With a focus on reducing single-use plastics, serving responsibly-sourced food and recycling as much waste as possible, this year’s TEDx Vienna is set to become the most sustainable edition yet. Kathi Buiten, who is overseeing TEDx Vienna’s sustainability efforts as part of the project management team, talks to the TEDx Vienna blog about the logistical challenge of ‘greening’ such a high-profile event, and why it’s important for TEDx to take the lead on such issues.
Watching project management teams working in full flow can be a hugely impressive experience. With so many responsibilities and people to juggle at the same time, keeping everything under control and on deadline can be an exhausting endeavor – particularly if the project is a major event.
Increasingly the topic of sustainability is thrown into the mix of responsibilities, with major events expected to have as little negative impact on the natural environment as possible. Organisers will approach the topic in different ways: some may view sustainability as an unwanted distraction – just another job on an already long list of tasks.
Others, however, will embrace the notion and understand that to approach sustainability in a holistic way can not only mitigate negative impacts, but substantially improve the quality of the event.

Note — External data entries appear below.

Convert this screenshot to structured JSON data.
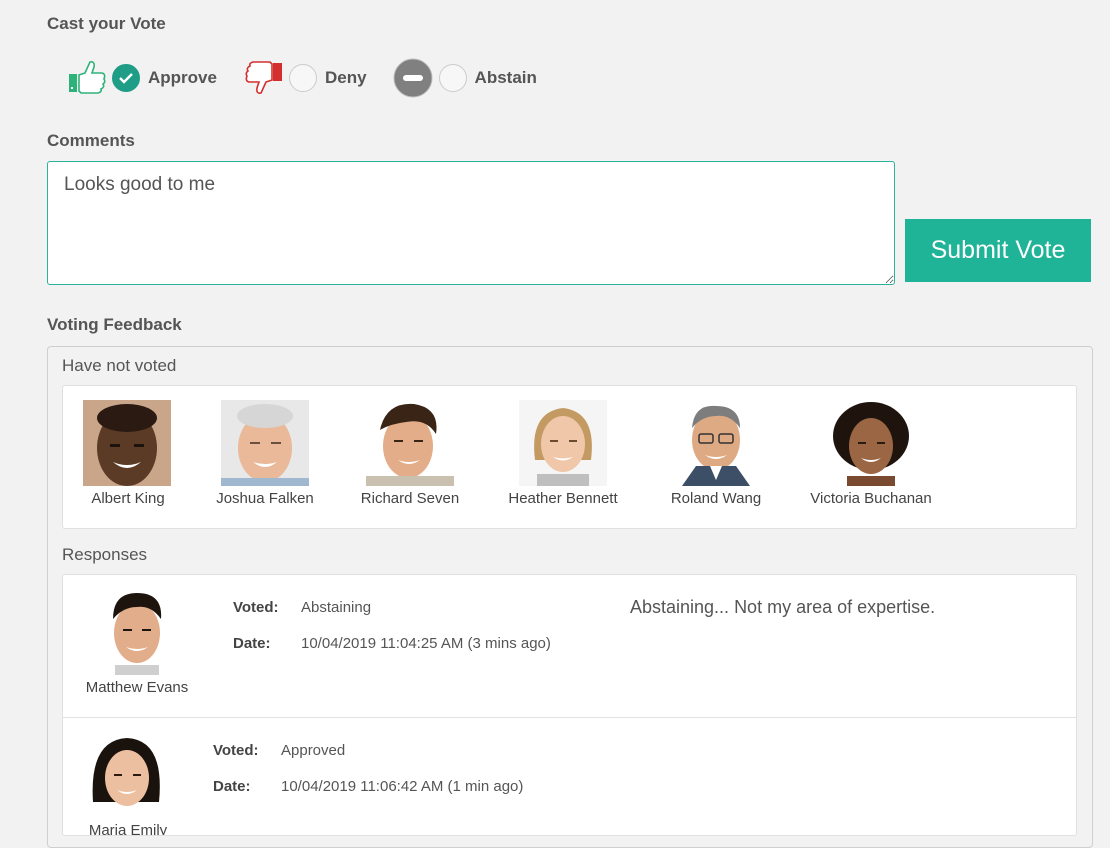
{
  "vote": {
    "title": "Cast your Vote",
    "options": [
      {
        "label": "Approve",
        "icon": "thumbs-up-icon",
        "selected": true
      },
      {
        "label": "Deny",
        "icon": "thumbs-down-icon",
        "selected": false
      },
      {
        "label": "Abstain",
        "icon": "minus-circle-icon",
        "selected": false
      }
    ]
  },
  "comments": {
    "title": "Comments",
    "value": "Looks good to me"
  },
  "submit_label": "Submit Vote",
  "feedback": {
    "title": "Voting Feedback",
    "not_voted_label": "Have not voted",
    "not_voted": [
      {
        "name": "Albert King"
      },
      {
        "name": "Joshua Falken"
      },
      {
        "name": "Richard Seven"
      },
      {
        "name": "Heather Bennett"
      },
      {
        "name": "Roland Wang"
      },
      {
        "name": "Victoria Buchanan"
      }
    ],
    "responses_label": "Responses",
    "responses": [
      {
        "name": "Matthew Evans",
        "voted_label": "Voted:",
        "voted": "Abstaining",
        "date_label": "Date:",
        "date": "10/04/2019 11:04:25 AM (3 mins ago)",
        "comment": "Abstaining... Not my area of expertise."
      },
      {
        "name": "Maria Emily",
        "voted_label": "Voted:",
        "voted": "Approved",
        "date_label": "Date:",
        "date": "10/04/2019 11:06:42 AM (1 min ago)",
        "comment": ""
      }
    ]
  },
  "colors": {
    "accent": "#1fb397",
    "approve_green": "#2db37a",
    "deny_red": "#d32f2f",
    "abstain_gray": "#808080"
  }
}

Fortunately, the project management team for TEDx Vienna falls into the latter camp, and has worked tirelessly to make this year’s event the greenest edition yet.
‘Sustainability is the future’
“TEDx has a huge impact on society, so it’s important that it is seen to be doing responsible and sustainable things,” Kathi Buiten of the TEDx Vienna project management team says. “Sustainability is the future, so we looked at what we did last year in this space and realised we needed to do more. So we moved around this topic and made it one of the main challenges.”
And a significant challenge it has been, particularly when working with a stretched budget and relying on the support of sponsors.
But partners have been mostly supportive of the sustainability plan. Catering company Deli Bluem will offer attendees a selection of organic and vegan food, most sourced from local regions. Plates will be made from recycled paper and will be taken by Deli Bluem following the TEDx Vienna event for another round of recycling.
Waste partner MA 48 is providing different bins for different types of waste so that used materials from the event can be recycled as much as possible. During the event a number of volunteers will have the specific job of pointing people towards the correct waste bin so that landfill waste is kept to a minimum.
“We actually want to make a game around it, but we’re still thinking about how we can do this,” says Kathi. “Perhaps we can do a little quiz as a fun way for people to figure out what waste goes where. But it’s quite complicated to do waste management right.”
Steer away from plastic
TEDx Vienna’s project management team will hope that one area of waste management that won’t be too much of a concern is finding too much single-use plastics. To encourage attendees to steer away from plastic water bottles, their complementary goody-bags will include a partly biodegradable plastic bottle that can be filled up and reused as much as they want.
“Why would you need to buy water when we have such good water in Vienna?” she asks. “The bottles are one of the only plastic things we have at the conference and the team is super happy about that.”
Kathi and the project management team can be proud of their efforts to make the large-scale event so sustainability-focused in such a short period of time. After taking complementary advice from green event specialist ÖKO to help with the sustainability initiative, the aim of next year’s event is to achieve its full criteria and give the TEDx Vienna brand even more kudos.
“TEDx is a bit of a role model and guides people towards innovation and how they can live their lives,” Kathi adds. “We will ask attendees for their feedback because we want to give them the opportunity to tell us what they think we can do on sustainability. There are 1,000 attendees, so that’s 1,000 brains to get ideas from.”